Two Cubans who worked at the Havana embassy in Kenya were identified as unindicted co-conspirators in the U.S. court records of a scheme to smuggle 268 Somalis to Cuba and on to the United States.
The case of convicted alien smuggler Anthony J. Tracy raised national security concerns because of his contacts with a Somali terror group, Al Shabab. Tracy denied helping Shabab, but failed that part of a lie-detector test.
"I helped a lot of Somalis and most are good, but there are some who are bad and I leave them to ALLAH," Tracy wrote in a Jan. 15 e-mail, according to court records in his case.
The two Cubans, identified only as Consuelo and Elena, were fired by their supervisors for providing the Somalis with visas so they could slip into the United States via Dubai, Moscow, Havana, South America and Mexico, the records showed.

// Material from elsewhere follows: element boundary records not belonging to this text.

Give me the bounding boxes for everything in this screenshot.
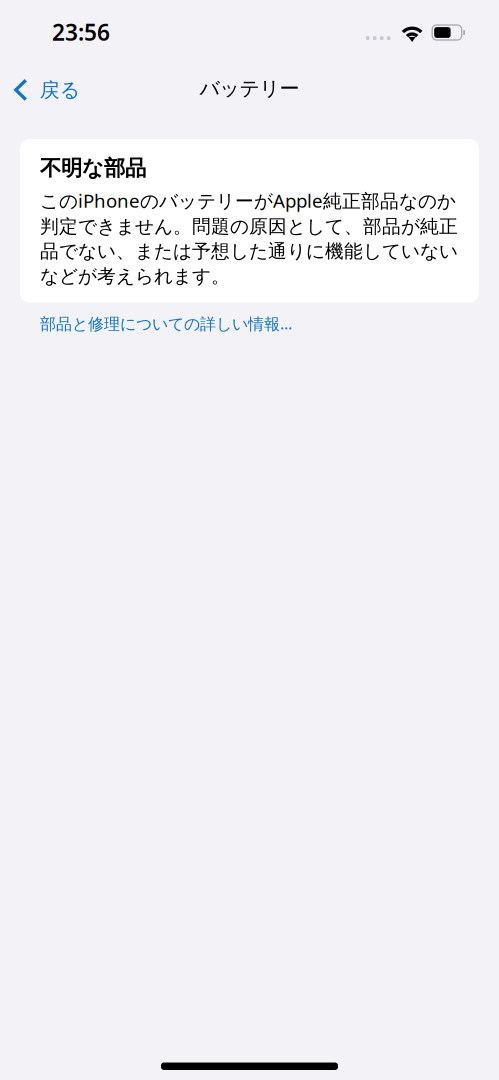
button[interactable]: 戻る <box>0 70 88 110</box>
staticText: 部品と修理についての詳しい情報... <box>40 313 292 334</box>
staticText: バッテリー <box>200 76 300 101</box>
staticText: 戻る <box>40 78 80 102</box>
staticText: 23:56 <box>52 17 110 47</box>
button[interactable]: 部品と修理についての詳しい情報... <box>40 313 292 334</box>
staticText: このiPhoneのバッテリーがApple純正部品なのか判定できません。問題の原因… <box>40 188 458 288</box>
staticText: 不明な部品 <box>40 155 146 181</box>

Tracy, 35, a Virginia resident, pleaded guilty to one charge of alien smuggling and was sentenced last week to time served -- four months -- and a $100 fine in federal court in Alexandria, Va.
Many of the court records were sealed or heavily redacted. But others showed that while Tracy confessed to helping Somalis obtain Cuba visas, prosecutors acknowledged they were having trouble proving that any of the aliens had reached the United States.